According to reports, in cities across the country, domestic consumers use the most electricity. But in Chennai, industrial use constitutes 47% of the demand, while domestic usage is 33%. Chennai has a number of industries such as Heavy Vehicles Factory and ICF, apart from a host of automobile, manufacturing and information technology companies.
The 18th Electric Power Survey, conducted by Central Electricity Authority, for various cities suggests that industry is likely to dominate consumption in Chennai even in 2021-22. The report was released recently. In contrast, nearly 33% of the total production in Bangalore is consumed by the domestic sector and heavy industries come third using 21%, after commercial and other users.
The report says that the city’s electricity demand is likely to increase to 21,434 million units (MU) at the end of 2016-17 from 14,842MU in 2010-11 at an annual growth of 6.11%. The city will have to set aside 90MW for the upcoming metro rail and other existing rail systems.

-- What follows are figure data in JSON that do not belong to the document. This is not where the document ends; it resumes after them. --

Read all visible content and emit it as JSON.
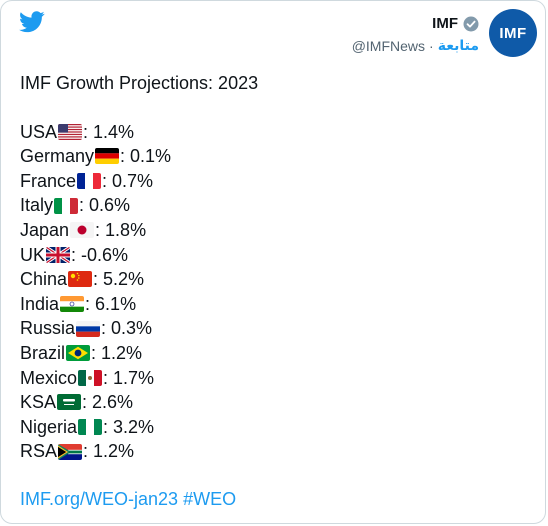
{
  "header": {
    "account_name": "IMF",
    "handle": "@IMFNews",
    "separator": "·",
    "follow_label": "متابعة",
    "avatar_text": "IMF",
    "brand_color": "#1d9bf0"
  },
  "tweet": {
    "title": "IMF Growth Projections: 2023",
    "countries": [
      {
        "name": "USA",
        "value": ": 1.4%",
        "flag": "us-flag-icon"
      },
      {
        "name": "Germany",
        "value": ": 0.1%",
        "flag": "germany-flag-icon"
      },
      {
        "name": "France",
        "value": ": 0.7%",
        "flag": "france-flag-icon"
      },
      {
        "name": "Italy",
        "value": ": 0.6%",
        "flag": "italy-flag-icon"
      },
      {
        "name": "Japan",
        "value": ": 1.8%",
        "flag": "japan-flag-icon"
      },
      {
        "name": "UK",
        "value": ": -0.6%",
        "flag": "uk-flag-icon"
      },
      {
        "name": "China",
        "value": ": 5.2%",
        "flag": "china-flag-icon"
      },
      {
        "name": "India",
        "value": ": 6.1%",
        "flag": "india-flag-icon"
      },
      {
        "name": "Russia",
        "value": ": 0.3%",
        "flag": "russia-flag-icon"
      },
      {
        "name": "Brazil",
        "value": ": 1.2%",
        "flag": "brazil-flag-icon"
      },
      {
        "name": "Mexico",
        "value": ": 1.7%",
        "flag": "mexico-flag-icon"
      },
      {
        "name": "KSA",
        "value": ": 2.6%",
        "flag": "saudi-flag-icon"
      },
      {
        "name": "Nigeria",
        "value": ": 3.2%",
        "flag": "nigeria-flag-icon"
      },
      {
        "name": "RSA",
        "value": ": 1.2%",
        "flag": "south-africa-flag-icon"
      }
    ],
    "link_text": "IMF.org/WEO-jan23",
    "hashtag": "#WEO"
  }
}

The total power demand for Tamil Nadu in 2010-11 was 80,314MU, while Chennai’s demand alone constituted 14,842MU, or 18% of the state’s demand. The city’s demand is likely to be 17% of the state’s (1,19,251MU) in 2016-17. The transmission and distribution (T&D) losses for Chennai Metropolitan Area are likely to be 13.5% of the total production at the end of 2016-17, and will reduce to 11% in 2021-22, says the study, quoting Tangedco’s submission.

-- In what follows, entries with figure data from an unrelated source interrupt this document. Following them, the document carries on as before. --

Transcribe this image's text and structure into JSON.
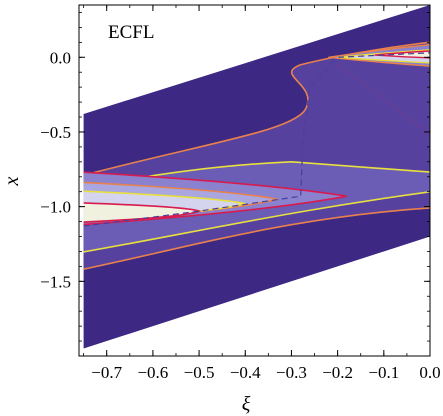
{
  "chart_data": {
    "type": "contour",
    "panel_label": "ECFL",
    "xlabel": "ξ",
    "ylabel": "x",
    "xlim": [
      -0.76,
      0.0
    ],
    "ylim": [
      -2.0,
      0.35
    ],
    "xticks": [
      -0.7,
      -0.6,
      -0.5,
      -0.4,
      -0.3,
      -0.2,
      -0.1,
      0.0
    ],
    "xtick_labels": [
      "−0.7",
      "−0.6",
      "−0.5",
      "−0.4",
      "−0.3",
      "−0.2",
      "−0.1",
      "0.0"
    ],
    "yticks": [
      0.0,
      -0.5,
      -1.0,
      -1.5
    ],
    "ytick_labels": [
      "0.0",
      "−0.5",
      "−1.0",
      "−1.5"
    ],
    "domain_parallelogram": {
      "upper_edge": [
        [
          -0.75,
          -0.38
        ],
        [
          0.0,
          0.35
        ]
      ],
      "lower_edge": [
        [
          -0.75,
          -1.95
        ],
        [
          0.0,
          -1.2
        ]
      ]
    },
    "ridge_path": [
      [
        -0.75,
        -1.13
      ],
      [
        -0.5,
        -1.03
      ],
      [
        -0.28,
        -0.93
      ],
      [
        -0.275,
        -0.55
      ],
      [
        -0.26,
        -0.2
      ],
      [
        -0.2,
        0.0
      ],
      [
        0.0,
        0.03
      ]
    ],
    "colors": {
      "fill_levels": [
        "#3d2883",
        "#56429e",
        "#6b5cb6",
        "#8a81cf",
        "#aaa6e0",
        "#d4d4ee",
        "#f1f1df"
      ],
      "contour_orange": "#e8814d",
      "contour_yellow": "#e8e03f",
      "contour_red": "#d61c4e",
      "ridge_line": "#4a3f9a"
    }
  }
}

Tamil Nadu has only one 600MW thermal power project in north Chennai, which is yet to be commissioned, apart from 450MW which it will get from the 1,000MW Kudankulam Nuclear Power Unit 1. “The north Chennai plant is likely to be commissioned by the end of August at the same time when Kudankulam is likely to go on stream. These two projects will compensate the wind power loss. Some Neyveli projects are to be commissioned early next year, which may add around 500MW,” said an official. Unit 2 of Kudankulam, if commissioned in March 2014, may add another 450MW.
“It is a big challenge for the Tamil Nadu government to meet the increasing demand of Chennai and other cities. As the state does not have enough thermal power projects, it is wise to buy power from private producers though the cost may be higher,” said Arvind Mahajan, energy expert, KPMG.
Tamil Nadu has decided to buy 4000MW from private producers. “The transmission problems we faced while bringing power from northern India have been sorted out by adding lines,” said an official. At least one line is expected to become operational next January.